Cham is having a new skin issue

Well, the exact worms name I was given was Foleyella Furcata. He does have about 3 visible worms in his skin, no telling whats in the gut. But ya thats what I was given, Panacur to be given 3 days in a row, then wait 4 days, then 3 again etc etc. I wish I could remove them myself but I have no experience in doing so.
 
Posted to your other thread...........

I posted a reply to your other thread.........After reading this one again I am even more interested in the source of your Panther. Are you sure it isn't a wild caught from Madegascar? You identified your cham as looking like the picture of one on a link that definitely had the Foleyella Furcata. That one had very visible worms under the skin. A captive bred cham from the USA would never have those. They are not contagious. They are not spread from one cham to another like roundworms are. A misquito has to bite the infected cham, suck up eggs that are in the cham's bloodstream, and then go bite another cham and inject the eggs into the second cham's bloodstream. That just does not happen here. Not even in Florida where they have lots of mosquitoes. Lots of people are breeding chams, including wild caught chams, outside in Florida. I've never heard any of them end up with these nematodes in their captive bred population. They stay in the original wild caught chameleon host and die when the host dies.
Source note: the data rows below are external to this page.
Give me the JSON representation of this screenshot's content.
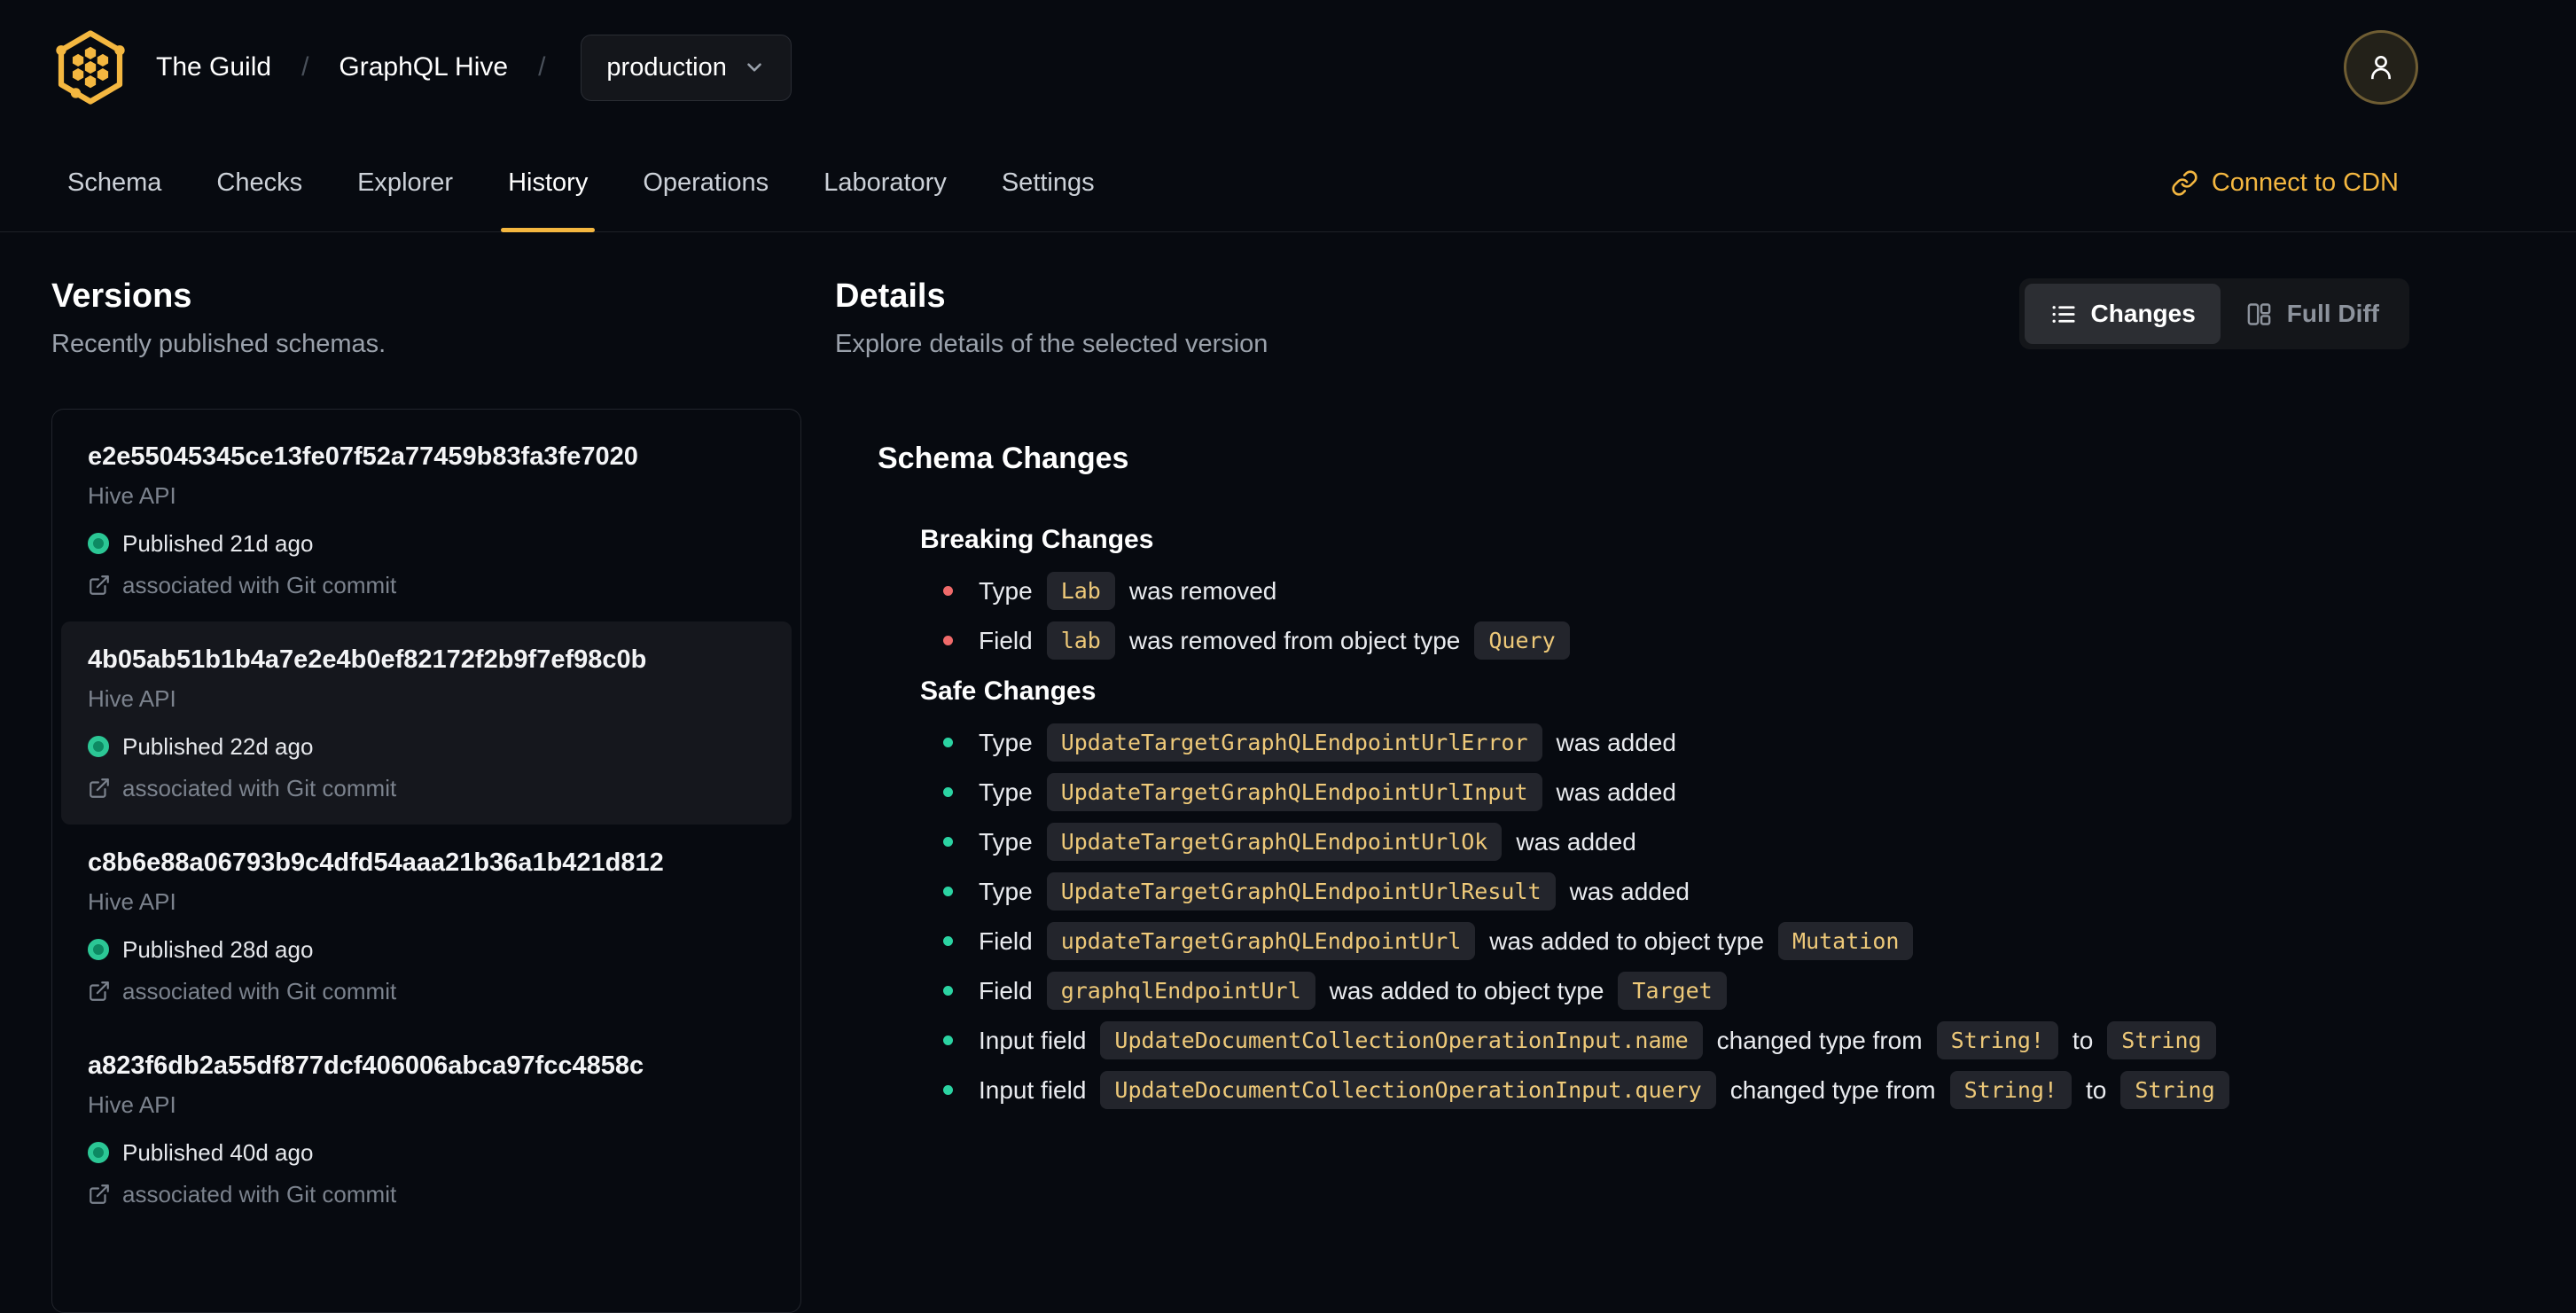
{
  "brand": {
    "org": "The Guild",
    "separator": "/",
    "project": "GraphQL Hive",
    "target": "production"
  },
  "header": {
    "connect_cdn_label": "Connect to CDN"
  },
  "tabs": [
    {
      "label": "Schema"
    },
    {
      "label": "Checks"
    },
    {
      "label": "Explorer"
    },
    {
      "label": "History",
      "active": true
    },
    {
      "label": "Operations"
    },
    {
      "label": "Laboratory"
    },
    {
      "label": "Settings"
    }
  ],
  "versions": {
    "title": "Versions",
    "subtitle": "Recently published schemas.",
    "items": [
      {
        "hash": "e2e55045345ce13fe07f52a77459b83fa3fe7020",
        "service": "Hive API",
        "status": "Published 21d ago",
        "git": "associated with Git commit",
        "selected": false
      },
      {
        "hash": "4b05ab51b1b4a7e2e4b0ef82172f2b9f7ef98c0b",
        "service": "Hive API",
        "status": "Published 22d ago",
        "git": "associated with Git commit",
        "selected": true
      },
      {
        "hash": "c8b6e88a06793b9c4dfd54aaa21b36a1b421d812",
        "service": "Hive API",
        "status": "Published 28d ago",
        "git": "associated with Git commit",
        "selected": false
      },
      {
        "hash": "a823f6db2a55df877dcf406006abca97fcc4858c",
        "service": "Hive API",
        "status": "Published 40d ago",
        "git": "associated with Git commit",
        "selected": false
      }
    ]
  },
  "details": {
    "title": "Details",
    "subtitle": "Explore details of the selected version",
    "toggle": {
      "changes": "Changes",
      "full_diff": "Full Diff"
    },
    "schema_changes_title": "Schema Changes",
    "breaking": {
      "title": "Breaking Changes",
      "items": [
        {
          "label": "Type",
          "code": "Lab",
          "text1": "was removed"
        },
        {
          "label": "Field",
          "code": "lab",
          "text1": "was removed from object type",
          "code2": "Query"
        }
      ]
    },
    "safe": {
      "title": "Safe Changes",
      "items": [
        {
          "label": "Type",
          "code": "UpdateTargetGraphQLEndpointUrlError",
          "text1": "was added"
        },
        {
          "label": "Type",
          "code": "UpdateTargetGraphQLEndpointUrlInput",
          "text1": "was added"
        },
        {
          "label": "Type",
          "code": "UpdateTargetGraphQLEndpointUrlOk",
          "text1": "was added"
        },
        {
          "label": "Type",
          "code": "UpdateTargetGraphQLEndpointUrlResult",
          "text1": "was added"
        },
        {
          "label": "Field",
          "code": "updateTargetGraphQLEndpointUrl",
          "text1": "was added to object type",
          "code2": "Mutation"
        },
        {
          "label": "Field",
          "code": "graphqlEndpointUrl",
          "text1": "was added to object type",
          "code2": "Target"
        },
        {
          "label": "Input field",
          "code": "UpdateDocumentCollectionOperationInput.name",
          "text1": "changed type from",
          "code2": "String!",
          "text2": "to",
          "code3": "String"
        },
        {
          "label": "Input field",
          "code": "UpdateDocumentCollectionOperationInput.query",
          "text1": "changed type from",
          "code2": "String!",
          "text2": "to",
          "code3": "String"
        }
      ]
    }
  },
  "icons": [
    "hive-logo",
    "chevron-down-icon",
    "user-icon",
    "link-icon",
    "external-link-icon",
    "list-icon",
    "columns-icon"
  ],
  "colors": {
    "accent": "#f4b740",
    "breaking_bullet": "#ef6a6a",
    "safe_bullet": "#2bd3a2",
    "published_dot": "#2bc795",
    "code_text": "#eec979",
    "background": "#070a10"
  }
}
Panacur does not kill Foleyella Furcata nematodes. Won't do anything to them unless they are in the gut. Ivermectin is the only thing that kills them in the bloodstream and overall body. I would contact the person you got this cham from and see what they have to say about this situation. Something is not right............
 
Ya seems crazy to me too, its frustrating not knowing if i did something wrong or if there are somehow infected skeeters flying around here. I do leave them outside on the weekends in the sun.